By Jeremy Morgan
Latin American Herald Tribune Law
CARACAS – The government suddenly ditched its plans to introduce a Media Crimes Law, sparking speculation about its possible motives for doing so.
Announcing the decision, National Assembly President Cilia Flores said that the idea had been shelved after a committee at the legislature had failed to reach a consensus on the Bill. Signs were that this rationale was greeted with not a lot of credibility.
Dissension at the committee stage has rarely, if ever, derailed legislation in the past, and most certainly not on an issue as important to the government as reining in media companies it feels are far too independent for its or the country’s good.
Instead, the abrupt withdrawal of the Bill sparked speculation that the government was having second thoughts about the entire plan. Flores airily declared that the Bill was not on “our legislative agenda.”
The Bill had been proposed in a high-profile speech to the chamber by Attorney General Luisa Ortega Díaz. She has become a target for media demands that she should resign or be sacked for abusing her powers.
The media are not the only ones who have been after Ortega Díaz’ head at one time or another. President Hugo Chávez once accused her of not doing enough about his critics, telling her to do so or make way for somebody else who would.
She is now deemed perhaps to have over-reacted with the Media Crimes Bill. The sudden demise of her project prompted speculation that she was being hung out to dry, dangling in the wind.
Flores, for one, did not appear to be anywhere like intent on salvaging Ortega Díaz. Having dismissed the Bill as the Attorney General’s idea, she said the Social Responsibility in Radio and Television Law, which has been on the statute book for some years, was the vehicle for regulating the media.
Whether this view would be amenable to Public Works and Housing Minister Diosdado Cabello is open to question. Cabello has closed down 34 radio stations, says he’s looking at a total of 240, and has adopted the role of the government’s hatchet man in dealing with the independent media.
Cabello is a key figure in the government and a long-standing associate of Chávez. But, then, Flores has the president’s ear as well, and has a habit of getting her own way.
In the meantime, Chávez is reported to have suggested there could be another Enabling Law to give him special powers to push through legislation by decree, as he did for 18 months up to the middle of last year.
Flores said this wasn’t planned “at the moment.” Then she disclosed there weren’t going to be any vacations for the parliament this time round. Not for the first time, she’s evidently decided to crack the whip and get on with business.
Legislators promptly held a first debate on a Bill setting out an Education Law, whose content is opposed by senior university academics as arbitrary and failing to address the issues.
The Bill sailed through a vote and legislators agreed to push it through a second debate next week.

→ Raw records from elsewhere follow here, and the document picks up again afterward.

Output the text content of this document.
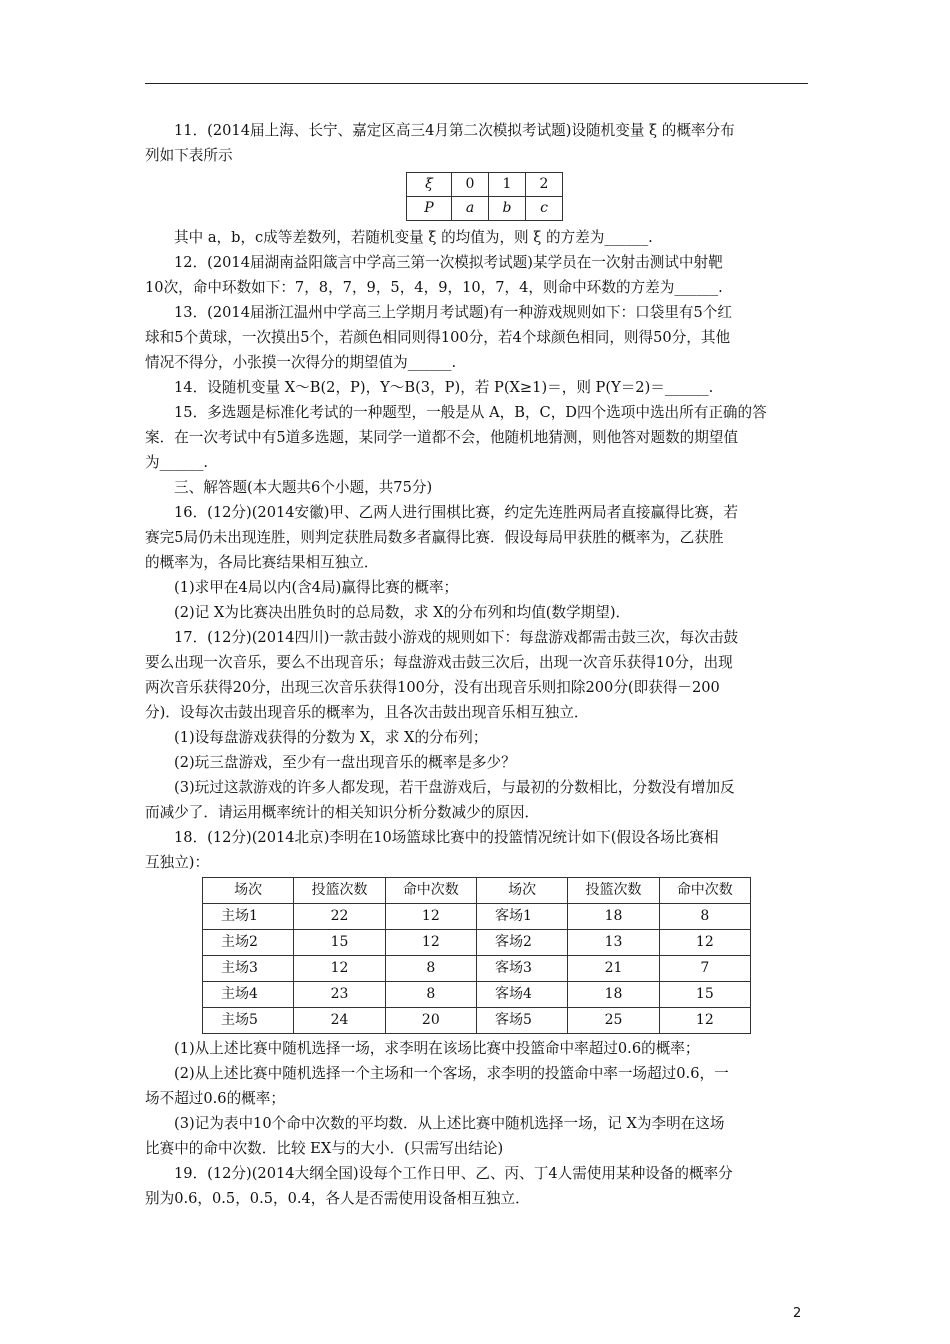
11．(2014届上海、长宁、嘉定区高三4月第二次模拟考试题)设随机变量 ξ 的概率分布

列如下表所示

ξ	0	1	2
P	a	b	c

其中 a，b，c成等差数列，若随机变量 ξ 的均值为，则 ξ 的方差为______.

12．(2014届湖南益阳箴言中学高三第一次模拟考试题)某学员在一次射击测试中射靶

10次，命中环数如下：7，8，7，9，5，4，9，10，7，4，则命中环数的方差为______.

13．(2014届浙江温州中学高三上学期月考试题)有一种游戏规则如下：口袋里有5个红

球和5个黄球，一次摸出5个，若颜色相同则得100分，若4个球颜色相同，则得50分，其他

情况不得分，小张摸一次得分的期望值为______.

14．设随机变量 X～B(2，P)，Y～B(3，P)，若 P(X≥1)＝，则 P(Y＝2)＝______.

15．多选题是标准化考试的一种题型，一般是从 A，B，C，D四个选项中选出所有正确的答

案．在一次考试中有5道多选题，某同学一道都不会，他随机地猜测，则他答对题数的期望值

为______.

三、解答题(本大题共6个小题，共75分)

16．(12分)(2014安徽)甲、乙两人进行围棋比赛，约定先连胜两局者直接赢得比赛，若

赛完5局仍未出现连胜，则判定获胜局数多者赢得比赛．假设每局甲获胜的概率为，乙获胜

的概率为，各局比赛结果相互独立．

(1)求甲在4局以内(含4局)赢得比赛的概率；

(2)记 X为比赛决出胜负时的总局数，求 X的分布列和均值(数学期望)．

17．(12分)(2014四川)一款击鼓小游戏的规则如下：每盘游戏都需击鼓三次，每次击鼓

要么出现一次音乐，要么不出现音乐；每盘游戏击鼓三次后，出现一次音乐获得10分，出现

两次音乐获得20分，出现三次音乐获得100分，没有出现音乐则扣除200分(即获得－200

分)．设每次击鼓出现音乐的概率为，且各次击鼓出现音乐相互独立．

(1)设每盘游戏获得的分数为 X，求 X的分布列；

(2)玩三盘游戏，至少有一盘出现音乐的概率是多少？

(3)玩过这款游戏的许多人都发现，若干盘游戏后，与最初的分数相比，分数没有增加反

而减少了．请运用概率统计的相关知识分析分数减少的原因．

18．(12分)(2014北京)李明在10场篮球比赛中的投篮情况统计如下(假设各场比赛相

互独立)：

场次	投篮次数	命中次数	场次	投篮次数	命中次数
主场1	22	12	客场1	18	8
主场2	15	12	客场2	13	12
主场3	12	8	客场3	21	7
主场4	23	8	客场4	18	15
主场5	24	20	客场5	25	12

(1)从上述比赛中随机选择一场，求李明在该场比赛中投篮命中率超过0.6的概率；

(2)从上述比赛中随机选择一个主场和一个客场，求李明的投篮命中率一场超过0.6，一

场不超过0.6的概率；

(3)记为表中10个命中次数的平均数．从上述比赛中随机选择一场，记 X为李明在这场

比赛中的命中次数．比较 EX与的大小．(只需写出结论)

19．(12分)(2014大纲全国)设每个工作日甲、乙、丙、丁4人需使用某种设备的概率分

别为0.6，0.5，0.5，0.4，各人是否需使用设备相互独立．

2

Chávez’s United Socialist Party of Venezuela (PSUV) wields an overwhelming majority in the chamber.
Cecilia García Arocha, Principal of the Universidad Central de Venezuela (UCV) and other leading academics called a press conference Thursday to announce a series of “actions” they intended to take in protest against what they saw as faults in the proposed Education Law. The legislation was being rushed through the chamber when it should be put to thorough discussion, she said.
Luis Ugalde, president of the Universidad Católica Andrés Bello, took a similar line, saying the Bill couldn’t be pushed through in just seven days. It was not “whatever law” and the history of Venezuela showed that education was a sensitive matter.